Babcock also leverages OEM services to maintain and upgrade power stations that were originally built by other OEMs. Its engineering expertise enables it to effectively execute modifications and improvements. Some notable achievements include Kendal Power Station, where the company successfully executed a long-term maintenance contract since commissioning, until 8 December 2021. At Matimba Power Station, the company successfully replaced a main steam system to enhance reliability.

Apart from building and maintaining power stations, the company has also expanded its scope with emissions abatement services. Having already successfully completed a NOx abatement project at a petrochemical plant in the country, where emission levels were reduced by almost 40% lower than the legal requirement, Babcock has successfully been awarded a contract to refurbish electrostatic precipitators at one of Eskom’s power stations.

“Another area of competence is mainstream pipework. We have already demonstrated our competence in this area at two Eskom power stations. In fact, we are the only company that has successfully executed a main system replacement from boiler to turbine,” says Govender.

Through its supplier development programmes, Babcock can directly empower local small and medium enterprises, micro-enterprises and qualifying small enterprises in the power value chain. “Through our Education and Training division, we have also demonstrated our commitment to developing skills, including those of artisans, mechanics and welders, for our own needs and also for the broader economy,” says Govender.

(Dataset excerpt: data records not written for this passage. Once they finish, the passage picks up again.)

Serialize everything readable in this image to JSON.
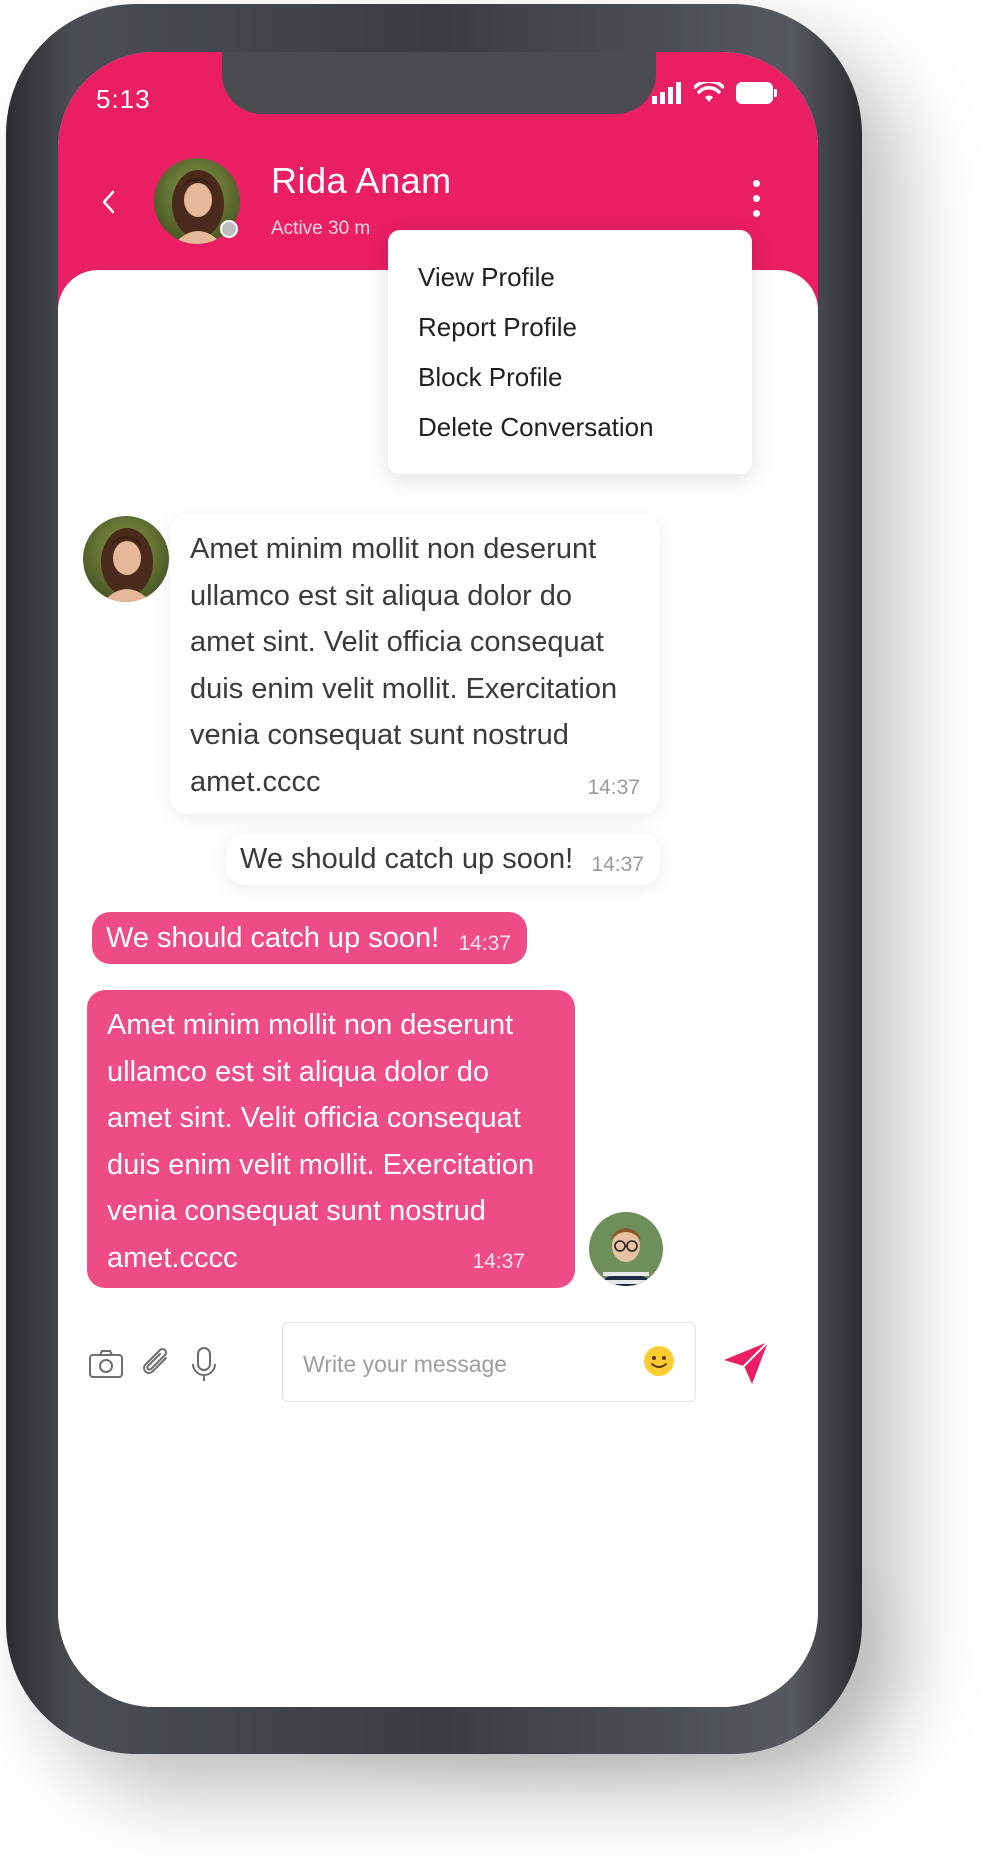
{
  "status_bar": {
    "time": "5:13"
  },
  "header": {
    "name": "Rida Anam",
    "active_text": "Active 30 m",
    "accent_color": "#e91e63"
  },
  "menu": {
    "items": [
      {
        "label": "View Profile"
      },
      {
        "label": "Report Profile"
      },
      {
        "label": "Block Profile"
      },
      {
        "label": "Delete Conversation"
      }
    ]
  },
  "messages": [
    {
      "direction": "incoming",
      "text": "Amet minim mollit non deserunt ullamco est sit aliqua dolor do amet sint. Velit officia consequat duis enim velit mollit. Exercitation venia consequat sunt nostrud amet.cccc",
      "time": "14:37"
    },
    {
      "direction": "incoming",
      "text": "We should catch up soon!",
      "time": "14:37"
    },
    {
      "direction": "outgoing",
      "text": "We should catch up soon!",
      "time": "14:37"
    },
    {
      "direction": "outgoing",
      "text": "Amet minim mollit non deserunt ullamco est sit aliqua dolor do amet sint. Velit officia consequat duis enim velit mollit. Exercitation venia consequat sunt nostrud amet.cccc",
      "time": "14:37"
    }
  ],
  "composer": {
    "placeholder": "Write your message",
    "icons": [
      "camera-icon",
      "paperclip-icon",
      "microphone-icon",
      "emoji-icon",
      "send-icon"
    ]
  }
}
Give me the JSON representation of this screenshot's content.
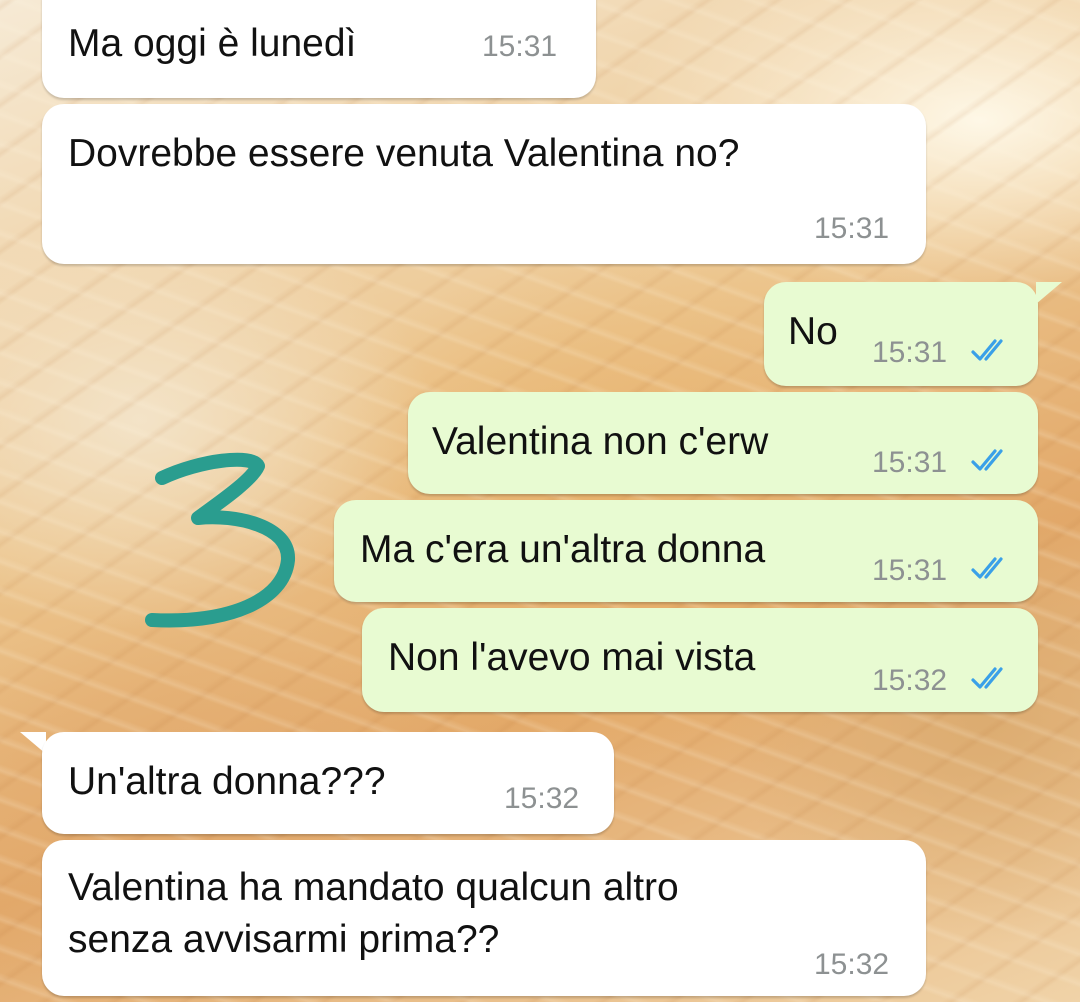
{
  "chat": {
    "messages": [
      {
        "direction": "incoming",
        "text": "Ma oggi è lunedì",
        "time": "15:31"
      },
      {
        "direction": "incoming",
        "text": "Dovrebbe essere venuta Valentina no?",
        "time": "15:31"
      },
      {
        "direction": "outgoing",
        "text": "No",
        "time": "15:31",
        "read_status": "read-double-check-icon"
      },
      {
        "direction": "outgoing",
        "text": "Valentina non c'erw",
        "time": "15:31",
        "read_status": "read-double-check-icon"
      },
      {
        "direction": "outgoing",
        "text": "Ma c'era un'altra donna",
        "time": "15:31",
        "read_status": "read-double-check-icon"
      },
      {
        "direction": "outgoing",
        "text": "Non l'avevo mai vista",
        "time": "15:32",
        "read_status": "read-double-check-icon"
      },
      {
        "direction": "incoming",
        "text": "Un'altra donna???",
        "time": "15:32"
      },
      {
        "direction": "incoming",
        "text": "Valentina ha mandato qualcun altro\nsenza avvisarmi prima??",
        "time": "15:32"
      }
    ]
  },
  "annotation": {
    "text": "3",
    "color": "#2a9d8f"
  },
  "colors": {
    "incoming_bubble": "#ffffff",
    "outgoing_bubble": "#e8fbd2",
    "read_ticks": "#3aa0e8",
    "timestamp": "#8d9192"
  }
}
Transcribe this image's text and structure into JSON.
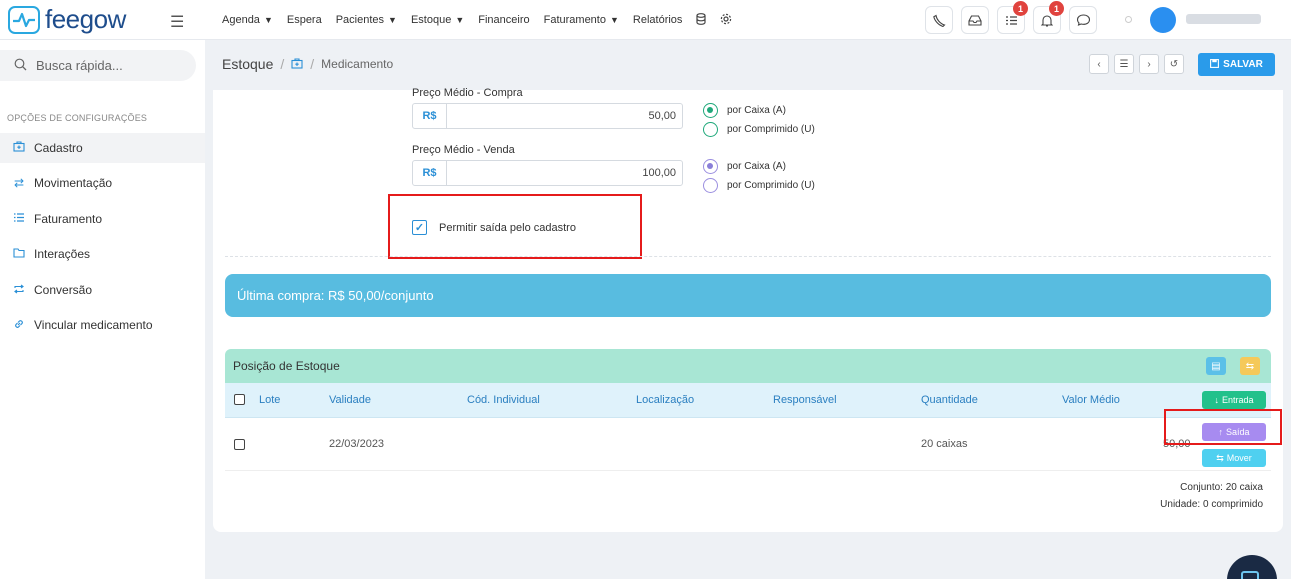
{
  "logo": {
    "text": "feegow"
  },
  "nav": {
    "items": [
      {
        "label": "Agenda",
        "dropdown": true
      },
      {
        "label": "Espera",
        "dropdown": false
      },
      {
        "label": "Pacientes",
        "dropdown": true
      },
      {
        "label": "Estoque",
        "dropdown": true
      },
      {
        "label": "Financeiro",
        "dropdown": false
      },
      {
        "label": "Faturamento",
        "dropdown": true
      },
      {
        "label": "Relatórios",
        "dropdown": false
      }
    ],
    "badges": {
      "tasks": "1",
      "notifications": "1"
    }
  },
  "sidebar": {
    "search_placeholder": "Busca rápida...",
    "section_title": "OPÇÕES DE CONFIGURAÇÕES",
    "items": [
      {
        "label": "Cadastro",
        "icon": "medkit-icon",
        "active": true
      },
      {
        "label": "Movimentação",
        "icon": "arrows-swap-icon",
        "active": false
      },
      {
        "label": "Faturamento",
        "icon": "list-icon",
        "active": false
      },
      {
        "label": "Interações",
        "icon": "folder-icon",
        "active": false
      },
      {
        "label": "Conversão",
        "icon": "repeat-icon",
        "active": false
      },
      {
        "label": "Vincular medicamento",
        "icon": "link-icon",
        "active": false
      }
    ]
  },
  "header": {
    "breadcrumb_root": "Estoque",
    "breadcrumb_sep": "/",
    "breadcrumb_sub": "Medicamento",
    "save_label": "SALVAR"
  },
  "form": {
    "compra": {
      "label": "Preço Médio - Compra",
      "prefix": "R$",
      "value": "50,00",
      "radio_a": "por Caixa (A)",
      "radio_u": "por Comprimido (U)",
      "selected": "A"
    },
    "venda": {
      "label": "Preço Médio - Venda",
      "prefix": "R$",
      "value": "100,00",
      "radio_a": "por Caixa (A)",
      "radio_u": "por Comprimido (U)",
      "selected": "A"
    },
    "permitir_saida": {
      "label": "Permitir saída pelo cadastro",
      "checked": true
    }
  },
  "alert": {
    "text": "Última compra: R$ 50,00/conjunto"
  },
  "stock": {
    "title": "Posição de Estoque",
    "columns": [
      "Lote",
      "Validade",
      "Cód. Individual",
      "Localização",
      "Responsável",
      "Quantidade",
      "Valor Médio"
    ],
    "rows": [
      {
        "lote": "",
        "validade": "22/03/2023",
        "cod": "",
        "localizacao": "",
        "responsavel": "",
        "quantidade": "20 caixas",
        "valor_medio": "50,00"
      }
    ],
    "actions": {
      "entrada": "Entrada",
      "saida": "Saída",
      "mover": "Mover"
    },
    "summary_conjunto": "Conjunto: 20 caixa",
    "summary_unidade": "Unidade: 0 comprimido"
  },
  "colors": {
    "brand_blue": "#2a9bea",
    "entrada_green": "#22c18b",
    "saida_purple": "#a78bf0",
    "mover_cyan": "#4fd0f0",
    "highlight_red": "#e51b1b"
  }
}
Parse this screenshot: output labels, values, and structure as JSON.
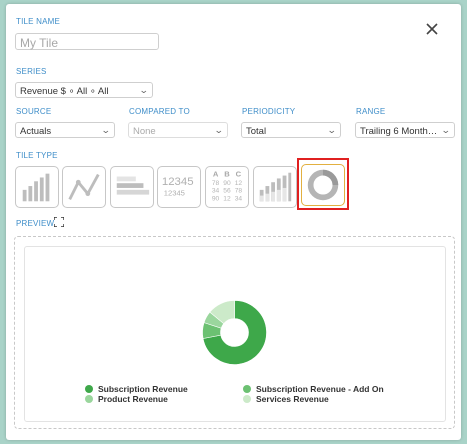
{
  "dialog": {
    "tile_name_label": "TILE NAME",
    "tile_name_placeholder": "My Tile",
    "series_label": "SERIES",
    "series_value": "Revenue $ ∘ All ∘ All",
    "source_label": "SOURCE",
    "source_value": "Actuals",
    "compared_label": "COMPARED TO",
    "compared_value": "None",
    "periodicity_label": "PERIODICITY",
    "periodicity_value": "Total",
    "range_label": "RANGE",
    "range_value": "Trailing 6 Month…",
    "tile_type_label": "TILE TYPE",
    "preview_label": "PREVIEW"
  },
  "tile_types": [
    {
      "name": "bar-chart-icon"
    },
    {
      "name": "line-chart-icon"
    },
    {
      "name": "horizontal-bar-icon"
    },
    {
      "name": "number-icon",
      "text_top": "12345",
      "text_bottom": "12345"
    },
    {
      "name": "table-icon",
      "cols": [
        "A",
        "B",
        "C"
      ],
      "rows": [
        [
          "78",
          "90",
          "12"
        ],
        [
          "34",
          "56",
          "78"
        ],
        [
          "90",
          "12",
          "34"
        ]
      ]
    },
    {
      "name": "stacked-bar-icon"
    },
    {
      "name": "donut-icon",
      "selected": true
    }
  ],
  "chart_data": {
    "type": "pie",
    "donut": true,
    "slices": [
      {
        "label": "Subscription Revenue",
        "value": 72,
        "color": "#3ea84a"
      },
      {
        "label": "Subscription Revenue - Add On",
        "value": 8,
        "color": "#6cc172"
      },
      {
        "label": "Product Revenue",
        "value": 6,
        "color": "#9ad69d"
      },
      {
        "label": "Services Revenue",
        "value": 14,
        "color": "#cceac9"
      }
    ],
    "legend": [
      "Subscription Revenue",
      "Subscription Revenue - Add On",
      "Product Revenue",
      "Services Revenue"
    ]
  },
  "colors": {
    "accent": "#3f8ec9",
    "highlight": "#e02020",
    "border": "#cfcfcf"
  }
}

Babcock also leverages partnerships with leading international technology providers to ensure access and support from the best in the industry. “A lot of know-how resides within our organisation, but we can also tap into the strategic alliances we have with global technology partners such as the Babcock & Wilcox partnership in the United States. This partnership gives us access to the latest advancements which can be retrofitted on local power stations to optimise performance,” concludes Govender.